Fair Workweek Updates: Your Questions, Answered
Thursday, June 23rd, marked the effective date of final adoption for New York City’s Fair Workweek legislation. First enacted in 2017 (and later revised), the Fair Workweek law enacts a set of specific protections for employees and responsibilities for employers toward ensuring more stable work environments for service-industry workers.
Ahead of the changes, our Compliance Team at Harri hosted a webinar to introduce the implications and opportunities of the regulations. Our brief covered critical elements of the new regulations that will significantly impact managers and operators on a daily basis.
How does Harri’s platform capture consent in advance when an employee is staying late?

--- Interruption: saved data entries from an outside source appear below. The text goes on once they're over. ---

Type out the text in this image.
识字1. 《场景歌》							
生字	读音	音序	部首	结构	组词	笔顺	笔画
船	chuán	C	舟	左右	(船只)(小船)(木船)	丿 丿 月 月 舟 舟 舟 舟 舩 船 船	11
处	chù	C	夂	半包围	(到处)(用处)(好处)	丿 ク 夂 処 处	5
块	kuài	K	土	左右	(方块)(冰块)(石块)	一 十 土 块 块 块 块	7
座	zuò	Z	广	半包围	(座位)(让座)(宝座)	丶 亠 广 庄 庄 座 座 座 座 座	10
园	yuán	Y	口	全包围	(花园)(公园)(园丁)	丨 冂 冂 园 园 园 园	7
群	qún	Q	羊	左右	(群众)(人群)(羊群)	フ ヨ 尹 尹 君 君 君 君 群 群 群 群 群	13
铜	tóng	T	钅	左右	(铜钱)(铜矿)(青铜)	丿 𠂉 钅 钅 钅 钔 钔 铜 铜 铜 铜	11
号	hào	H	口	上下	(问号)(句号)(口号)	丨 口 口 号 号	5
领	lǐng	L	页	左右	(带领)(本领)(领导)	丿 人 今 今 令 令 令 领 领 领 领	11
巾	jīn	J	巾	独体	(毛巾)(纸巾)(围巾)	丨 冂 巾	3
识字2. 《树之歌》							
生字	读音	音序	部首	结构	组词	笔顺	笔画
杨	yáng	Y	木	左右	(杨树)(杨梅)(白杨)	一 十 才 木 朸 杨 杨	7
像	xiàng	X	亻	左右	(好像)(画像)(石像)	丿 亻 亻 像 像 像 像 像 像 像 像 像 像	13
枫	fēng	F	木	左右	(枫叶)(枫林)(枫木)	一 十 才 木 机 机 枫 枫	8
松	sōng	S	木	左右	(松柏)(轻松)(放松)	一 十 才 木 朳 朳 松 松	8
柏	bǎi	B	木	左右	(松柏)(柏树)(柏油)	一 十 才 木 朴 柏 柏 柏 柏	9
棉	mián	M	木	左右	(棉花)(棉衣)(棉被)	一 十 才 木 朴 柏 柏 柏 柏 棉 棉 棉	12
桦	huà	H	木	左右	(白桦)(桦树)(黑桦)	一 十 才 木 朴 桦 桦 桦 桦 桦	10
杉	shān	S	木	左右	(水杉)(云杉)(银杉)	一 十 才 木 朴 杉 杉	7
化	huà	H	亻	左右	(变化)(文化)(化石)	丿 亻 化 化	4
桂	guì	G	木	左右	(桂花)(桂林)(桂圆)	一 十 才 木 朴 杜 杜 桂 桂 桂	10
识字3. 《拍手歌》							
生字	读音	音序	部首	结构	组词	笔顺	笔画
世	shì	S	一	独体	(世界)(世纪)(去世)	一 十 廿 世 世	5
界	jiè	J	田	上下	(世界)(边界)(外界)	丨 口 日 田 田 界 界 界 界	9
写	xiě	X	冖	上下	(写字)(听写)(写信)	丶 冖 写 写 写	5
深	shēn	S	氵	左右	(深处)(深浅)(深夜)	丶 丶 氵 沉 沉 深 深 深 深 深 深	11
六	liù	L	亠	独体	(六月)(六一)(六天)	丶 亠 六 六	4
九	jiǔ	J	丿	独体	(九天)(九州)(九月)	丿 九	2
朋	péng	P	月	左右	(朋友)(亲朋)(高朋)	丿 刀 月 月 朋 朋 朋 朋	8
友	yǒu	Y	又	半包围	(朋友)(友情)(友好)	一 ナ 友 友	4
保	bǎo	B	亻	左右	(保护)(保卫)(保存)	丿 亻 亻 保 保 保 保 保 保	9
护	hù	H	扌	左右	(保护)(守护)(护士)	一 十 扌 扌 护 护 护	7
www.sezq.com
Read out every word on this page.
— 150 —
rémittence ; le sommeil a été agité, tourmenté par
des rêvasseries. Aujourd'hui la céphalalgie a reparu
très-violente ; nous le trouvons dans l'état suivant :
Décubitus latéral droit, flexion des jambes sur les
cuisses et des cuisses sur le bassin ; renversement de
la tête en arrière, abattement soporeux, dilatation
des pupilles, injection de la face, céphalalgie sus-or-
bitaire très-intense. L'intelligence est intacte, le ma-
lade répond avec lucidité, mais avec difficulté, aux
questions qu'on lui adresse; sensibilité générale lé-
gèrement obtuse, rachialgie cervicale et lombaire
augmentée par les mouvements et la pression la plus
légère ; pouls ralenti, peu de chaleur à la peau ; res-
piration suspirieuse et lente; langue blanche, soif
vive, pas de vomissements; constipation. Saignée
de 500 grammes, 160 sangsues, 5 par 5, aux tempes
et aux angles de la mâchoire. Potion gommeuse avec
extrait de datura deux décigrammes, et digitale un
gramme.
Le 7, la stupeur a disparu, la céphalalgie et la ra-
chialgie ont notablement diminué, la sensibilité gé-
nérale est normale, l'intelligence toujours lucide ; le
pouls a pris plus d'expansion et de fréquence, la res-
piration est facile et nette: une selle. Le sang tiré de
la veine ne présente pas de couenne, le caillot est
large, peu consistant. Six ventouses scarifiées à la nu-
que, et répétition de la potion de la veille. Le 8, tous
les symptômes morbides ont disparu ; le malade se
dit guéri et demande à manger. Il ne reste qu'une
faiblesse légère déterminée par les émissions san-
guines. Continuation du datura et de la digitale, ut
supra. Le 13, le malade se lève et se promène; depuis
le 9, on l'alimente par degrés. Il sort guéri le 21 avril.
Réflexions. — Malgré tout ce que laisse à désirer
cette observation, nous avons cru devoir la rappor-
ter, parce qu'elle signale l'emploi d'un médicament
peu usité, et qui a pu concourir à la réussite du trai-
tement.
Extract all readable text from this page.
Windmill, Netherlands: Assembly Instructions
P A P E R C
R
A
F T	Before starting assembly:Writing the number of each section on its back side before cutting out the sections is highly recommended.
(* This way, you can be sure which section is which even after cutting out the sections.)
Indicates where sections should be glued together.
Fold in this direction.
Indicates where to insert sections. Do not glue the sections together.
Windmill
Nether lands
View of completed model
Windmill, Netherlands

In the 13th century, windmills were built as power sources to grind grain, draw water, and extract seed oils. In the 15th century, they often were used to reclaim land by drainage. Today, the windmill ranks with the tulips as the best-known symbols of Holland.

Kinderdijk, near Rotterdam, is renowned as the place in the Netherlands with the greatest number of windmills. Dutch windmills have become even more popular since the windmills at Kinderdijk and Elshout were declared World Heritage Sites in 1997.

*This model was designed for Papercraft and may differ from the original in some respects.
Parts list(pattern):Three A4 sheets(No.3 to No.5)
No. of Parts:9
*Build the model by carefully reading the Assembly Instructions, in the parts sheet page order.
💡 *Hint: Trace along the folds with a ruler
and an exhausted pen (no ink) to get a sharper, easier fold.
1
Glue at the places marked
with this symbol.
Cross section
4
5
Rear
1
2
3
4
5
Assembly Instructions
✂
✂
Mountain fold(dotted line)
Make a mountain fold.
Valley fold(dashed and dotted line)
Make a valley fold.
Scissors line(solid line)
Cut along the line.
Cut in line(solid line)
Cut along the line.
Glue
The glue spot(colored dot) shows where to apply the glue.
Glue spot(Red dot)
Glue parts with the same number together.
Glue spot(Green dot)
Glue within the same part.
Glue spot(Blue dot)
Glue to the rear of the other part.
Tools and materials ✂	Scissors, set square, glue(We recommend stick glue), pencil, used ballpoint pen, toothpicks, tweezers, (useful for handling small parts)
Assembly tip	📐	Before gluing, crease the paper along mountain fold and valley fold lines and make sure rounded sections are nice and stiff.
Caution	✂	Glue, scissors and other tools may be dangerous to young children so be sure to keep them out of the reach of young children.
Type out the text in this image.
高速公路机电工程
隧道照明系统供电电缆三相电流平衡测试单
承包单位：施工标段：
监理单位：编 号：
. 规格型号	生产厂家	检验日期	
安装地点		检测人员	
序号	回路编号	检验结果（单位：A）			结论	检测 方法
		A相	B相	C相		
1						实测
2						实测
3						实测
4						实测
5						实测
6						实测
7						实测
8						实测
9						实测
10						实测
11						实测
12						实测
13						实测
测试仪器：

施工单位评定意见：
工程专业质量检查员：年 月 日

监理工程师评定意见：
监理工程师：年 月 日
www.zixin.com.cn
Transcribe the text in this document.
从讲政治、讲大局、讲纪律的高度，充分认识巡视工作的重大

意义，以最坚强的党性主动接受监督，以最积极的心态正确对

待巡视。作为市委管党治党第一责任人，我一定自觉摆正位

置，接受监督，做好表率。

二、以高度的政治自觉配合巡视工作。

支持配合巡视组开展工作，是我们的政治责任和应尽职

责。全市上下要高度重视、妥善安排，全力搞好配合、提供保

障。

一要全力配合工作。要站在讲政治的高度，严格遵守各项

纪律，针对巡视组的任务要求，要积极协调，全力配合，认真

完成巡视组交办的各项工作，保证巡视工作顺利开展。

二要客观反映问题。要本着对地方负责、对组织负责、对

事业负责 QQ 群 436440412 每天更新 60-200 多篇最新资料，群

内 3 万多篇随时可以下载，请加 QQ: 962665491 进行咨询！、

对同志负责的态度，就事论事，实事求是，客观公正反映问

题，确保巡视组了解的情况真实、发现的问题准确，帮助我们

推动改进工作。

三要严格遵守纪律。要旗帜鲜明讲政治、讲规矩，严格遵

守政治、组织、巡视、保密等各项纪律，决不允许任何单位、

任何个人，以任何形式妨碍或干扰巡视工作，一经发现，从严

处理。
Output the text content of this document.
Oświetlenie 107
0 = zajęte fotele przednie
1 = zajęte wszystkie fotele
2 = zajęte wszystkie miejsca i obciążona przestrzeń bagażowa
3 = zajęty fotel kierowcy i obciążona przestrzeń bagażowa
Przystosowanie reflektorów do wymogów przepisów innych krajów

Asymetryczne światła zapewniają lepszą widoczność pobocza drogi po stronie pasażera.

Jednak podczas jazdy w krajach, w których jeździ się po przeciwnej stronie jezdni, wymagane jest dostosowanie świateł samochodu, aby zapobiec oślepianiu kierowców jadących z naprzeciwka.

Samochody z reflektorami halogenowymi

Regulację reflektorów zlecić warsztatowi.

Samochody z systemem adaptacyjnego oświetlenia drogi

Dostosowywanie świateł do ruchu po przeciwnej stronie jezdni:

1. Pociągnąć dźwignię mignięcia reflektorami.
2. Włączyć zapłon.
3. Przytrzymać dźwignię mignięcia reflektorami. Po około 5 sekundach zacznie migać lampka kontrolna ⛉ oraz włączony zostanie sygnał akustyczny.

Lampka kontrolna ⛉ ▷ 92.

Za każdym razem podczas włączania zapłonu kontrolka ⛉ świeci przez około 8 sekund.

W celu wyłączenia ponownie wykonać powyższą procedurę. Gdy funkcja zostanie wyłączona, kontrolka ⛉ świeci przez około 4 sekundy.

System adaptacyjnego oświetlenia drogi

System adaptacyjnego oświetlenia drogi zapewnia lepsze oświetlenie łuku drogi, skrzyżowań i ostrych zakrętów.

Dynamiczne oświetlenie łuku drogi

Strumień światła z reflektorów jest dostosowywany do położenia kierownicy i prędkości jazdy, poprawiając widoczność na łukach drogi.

Harri is designing a feature to alert the manager and the employee when an employee has not clocked out by the end of their scheduled shift.
The employee will be directed to clock out or provide their consent on TeamHub when asked to stay past the end time of their shift.
Does Harri have a consent form that meets these guidelines?
Can an employer have the opportunity to authorize a 15 minutes before punch from an employee?
Yes, a manager will be prompted to provide authorization for early clock-ins based on a configurable early clock-in setting.
To points (c) and (d) [click here to download the slides] – does that mean a Regular Schedule is effected regardless of an employee’s agreement to the schedule?
Regarding subsection (c), yes, the rule provides an employer must provide employees with a regular schedule, which must set forth the employer’s expectation of an employee’s long-term schedule.
The regulation further provides that an employer may change an employee’s regular schedule, as long as the employee’s total hours stay the same or decrease by no more than 15% from the highest total hours in the employee’s regular schedule within the previous 12 months. An employer may not place a shift on an employee’s regular schedule for times the employer knows the employee is not available to work; this may be considered a “constructive” discharge.
If an employee has consented to or requested a change in his/her/their regular schedule, the employer must provide the employee an updated regular schedule.
Harri’s current scheduling system is giving warning signs that an employee does not have an effective schedule when they have been sent an updated Regular Work Schedule, but not e-signed yet. Will Harri be updating this? According to this they do have an effective Regular Schedule.
Yes, and Harri is accounting for other variances that may or may not require employee consent.
Regular Scheduling – if an employer does not have a policy or process that EEs must provide 30-days notice of a change in availability, are EEs permitted to update their availability whenever?
Without an employer policy outlining the requirements for employees to change their availability, employees are permitted to communicate changes in their availability at their discretion.
Harri provides employers with a configurable availability policy that enables a threshold for change requests for availability. Based on the availability configuration, Harri will provide a manager notification to update the Regular Schedule.
Staying compliant with these laws is impossible without software. How does Harri solve for all these compliance updates?
Harri’s compliance team keeps a watch on the proposed and actual law changes and amendments and works with Harri’s Product team to release software updates to keep employers in compliance.
Has Harri’s system been updated to reflect those premium pay calculations?
Harri’s product and compliance teams have been working quickly to design solutions to these complex new regulations. We will be communicating product updates to our clients as they become available. An important update we can provide at this time is that the premium pay calculation based on the start of the work schedule (rather than based on shift start) is active now. Harri released this update on Sunday, June 26, 2022, with communications.
If an employee drops a shift and the employer approves, will a premium pay be owed?
The answer is no. Fast food employers are not required to pay premiums when employees request schedule changes or the schedule change was initiated by the employee, not the employer.
Examples of schedule changes that workers request or initiate include:
- Asking for time off
- Calling out
- Using safe and sick leave
For this exception to apply, the employer must keep written documentation showing that the employee requested or initiated the change. The written documentation must contain enough information to show the date of the shift and that the change was actually initiated or requested by the employee.